Did you completely flush (delete) your browser cache before testing new code?

This should work fine:

ErrorDocument 400 /error.html
ErrorDocument 401 /error.html
ErrorDocument 403 /error.html
ErrorDocument 404 /error.html
ErrorDocument 500 /error.html
#
RewriteEngine on
#
RewriteRule ^productpage\.html$ http://www.example.co.uk/newproductpage.html [R=301,L]
RewriteRule ^productpage2\.html$ http://www.example.co.uk/newproductpage2.html [R=301,L]
#
RewriteCond %{HTTP_HOST} ^example\.co\.uk [NC]
RewriteRule ^(.*)$ http://www.example.co.uk/$1 [R=301,L]
#
# - or better, if you have no subdomains other than "www" -
#
RewriteCond %{HTTP_HOST} !^(www\.example\.co\.uk)?$
RewriteRule ^(.*)$ http://www.example.co.uk/$1 [R=301,L]

Note that the most-specific redirects are first to avoid multiple "chained" redirects on requests for your two obsolete URLs if the domain is also wrong.

If you use mod_rewrite for any functions, then use it for all, otherwise you cannot control the execution order of mod_alias versus mod_rewrite, and can have redirect-chaining problems as well as exposing internally-rewritten filepaths as URLs.

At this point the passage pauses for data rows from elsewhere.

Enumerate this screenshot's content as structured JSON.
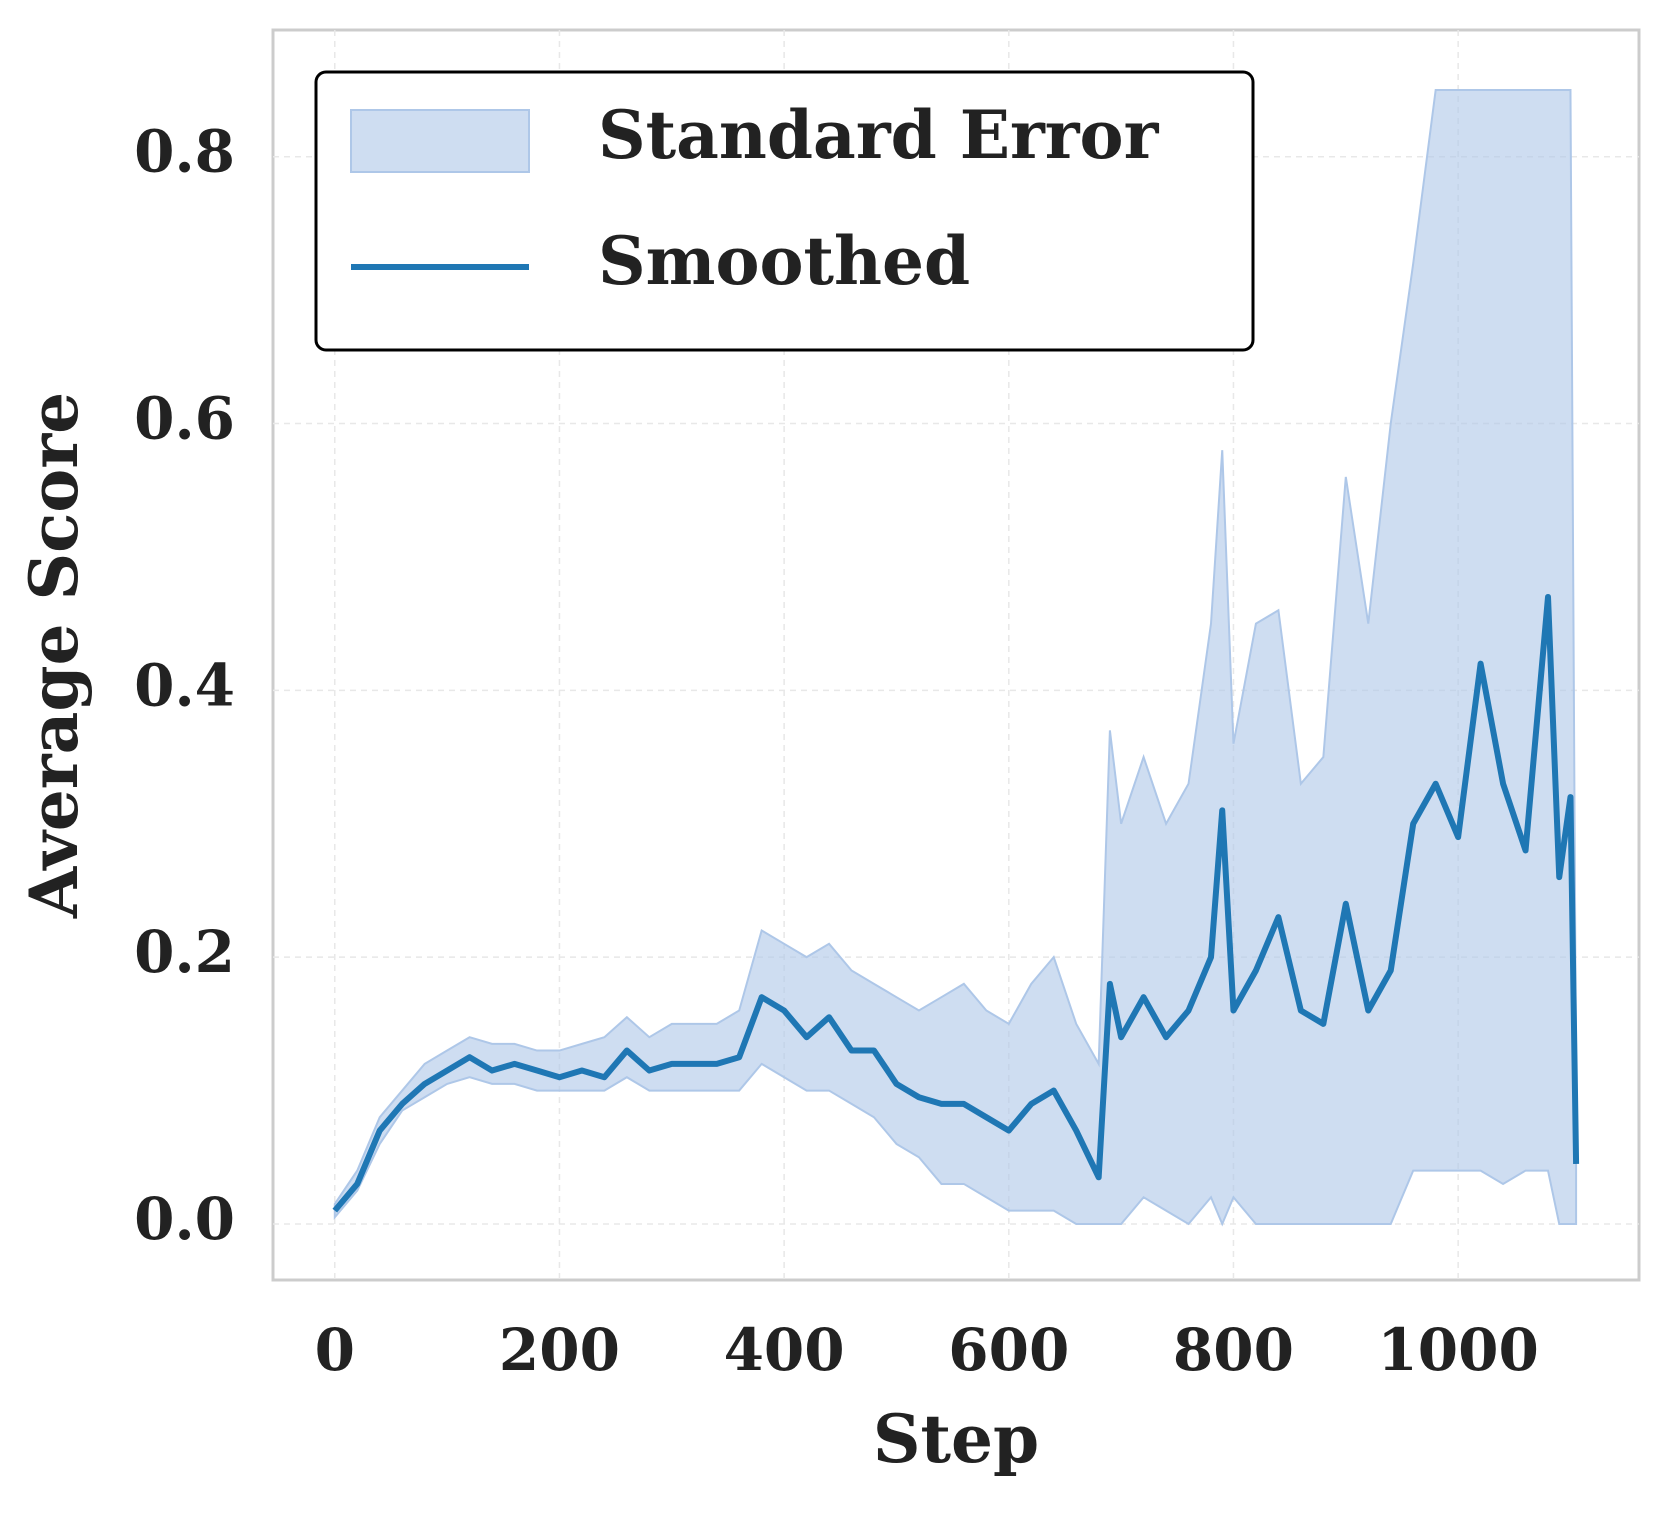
{
  "chart_data": {
    "type": "line",
    "xlabel": "Step",
    "ylabel": "Average Score",
    "x": [
      0,
      20,
      40,
      60,
      80,
      100,
      120,
      140,
      160,
      180,
      200,
      220,
      240,
      260,
      280,
      300,
      320,
      340,
      360,
      380,
      400,
      420,
      440,
      460,
      480,
      500,
      520,
      540,
      560,
      580,
      600,
      620,
      640,
      660,
      680,
      690,
      700,
      720,
      740,
      760,
      780,
      790,
      800,
      820,
      840,
      860,
      880,
      900,
      920,
      940,
      960,
      980,
      1000,
      1020,
      1040,
      1060,
      1080,
      1090,
      1100,
      1105
    ],
    "series": [
      {
        "name": "Standard Error",
        "kind": "band",
        "color": "#aec7e8",
        "lower": [
          0.005,
          0.025,
          0.06,
          0.085,
          0.095,
          0.105,
          0.11,
          0.105,
          0.105,
          0.1,
          0.1,
          0.1,
          0.1,
          0.11,
          0.1,
          0.1,
          0.1,
          0.1,
          0.1,
          0.12,
          0.11,
          0.1,
          0.1,
          0.09,
          0.08,
          0.06,
          0.05,
          0.03,
          0.03,
          0.02,
          0.01,
          0.01,
          0.01,
          0,
          0,
          0,
          0,
          0.02,
          0.01,
          0,
          0.02,
          0,
          0.02,
          0,
          0,
          0,
          0,
          0,
          0,
          0,
          0.04,
          0.04,
          0.04,
          0.04,
          0.03,
          0.04,
          0.04,
          0,
          0,
          0
        ],
        "upper": [
          0.015,
          0.04,
          0.08,
          0.1,
          0.12,
          0.13,
          0.14,
          0.135,
          0.135,
          0.13,
          0.13,
          0.135,
          0.14,
          0.155,
          0.14,
          0.15,
          0.15,
          0.15,
          0.16,
          0.22,
          0.21,
          0.2,
          0.21,
          0.19,
          0.18,
          0.17,
          0.16,
          0.17,
          0.18,
          0.16,
          0.15,
          0.18,
          0.2,
          0.15,
          0.12,
          0.37,
          0.3,
          0.35,
          0.3,
          0.33,
          0.45,
          0.58,
          0.36,
          0.45,
          0.46,
          0.33,
          0.35,
          0.56,
          0.45,
          0.6,
          0.72,
          0.85,
          0.85,
          0.85,
          0.85,
          0.85,
          0.85,
          0.85,
          0.85,
          0.1
        ]
      },
      {
        "name": "Smoothed",
        "kind": "line",
        "color": "#1f77b4",
        "values": [
          0.01,
          0.03,
          0.07,
          0.09,
          0.105,
          0.115,
          0.125,
          0.115,
          0.12,
          0.115,
          0.11,
          0.115,
          0.11,
          0.13,
          0.115,
          0.12,
          0.12,
          0.12,
          0.125,
          0.17,
          0.16,
          0.14,
          0.155,
          0.13,
          0.13,
          0.105,
          0.095,
          0.09,
          0.09,
          0.08,
          0.07,
          0.09,
          0.1,
          0.07,
          0.035,
          0.18,
          0.14,
          0.17,
          0.14,
          0.16,
          0.2,
          0.31,
          0.16,
          0.19,
          0.23,
          0.16,
          0.15,
          0.24,
          0.16,
          0.19,
          0.3,
          0.33,
          0.29,
          0.42,
          0.33,
          0.28,
          0.47,
          0.26,
          0.32,
          0.045
        ]
      }
    ],
    "xlim": [
      -55,
      1161
    ],
    "ylim": [
      -0.042,
      0.895
    ],
    "xticks": [
      0,
      200,
      400,
      600,
      800,
      1000
    ],
    "yticks": [
      {
        "value": 0,
        "label": "0.0"
      },
      0.2,
      0.4,
      0.6,
      0.8
    ],
    "grid": true,
    "legend": "upper left"
  }
}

I do not recommend the use of a single error document for all errors: Each error document should be very specific, and be intended to inform and assist the visitor. 404 and 410 error pages should explain the problem and provide links to your home page, site search facility, and major category pages, as appropriate. All error documents (and especially the 403 error document) should have very few or zero external dependencies. That is, they should not reference or include any other images, stylesheets, external JavaScript files, etc. If you have such external dependencies, the chance for self-inflicted-denial-of-service increases.

Jim

hotchilidamo

3:15 pm on Feb 4, 2010 (gmt 0)

10+ Year Member



Thaks for your help Jim, just to clarify when I say it still doesn't work I mean that the problem I identified orignally still exists i.e. domainname.co.uk/contact.html doesn't redirect to www... in my browser.

Yes I have tried this after flushing the cache

Amended to your version but still no joy.

jdMorgan

4:45 pm on Feb 4, 2010 (gmt 0)

WebmasterWorld Senior Member 10+ Year Member



You might want to look at your server's set-up using FTP or a shell login. Make sure that there is not a separate file-directory set up for www versus non-www.

Related to that possibility is that your .htaccess code must be located in a directory which will be traversed for requests to either hostname.

Those are the only scenarios I can think of where the code wouldn't work, but also would not generate a 500-Server Error.

One thing you may be able to try (when your traffic is at minimum levels -- say, late at night) is to intentionally inject a syntax error into your .htaccess code -- change the spelling on one rule to "RewriteFool" for example. Then test to see that you get server errors when trying to access *both* hostnames. If not, it would prove that your code is *not* located where it will be executed for requests for both hostnames.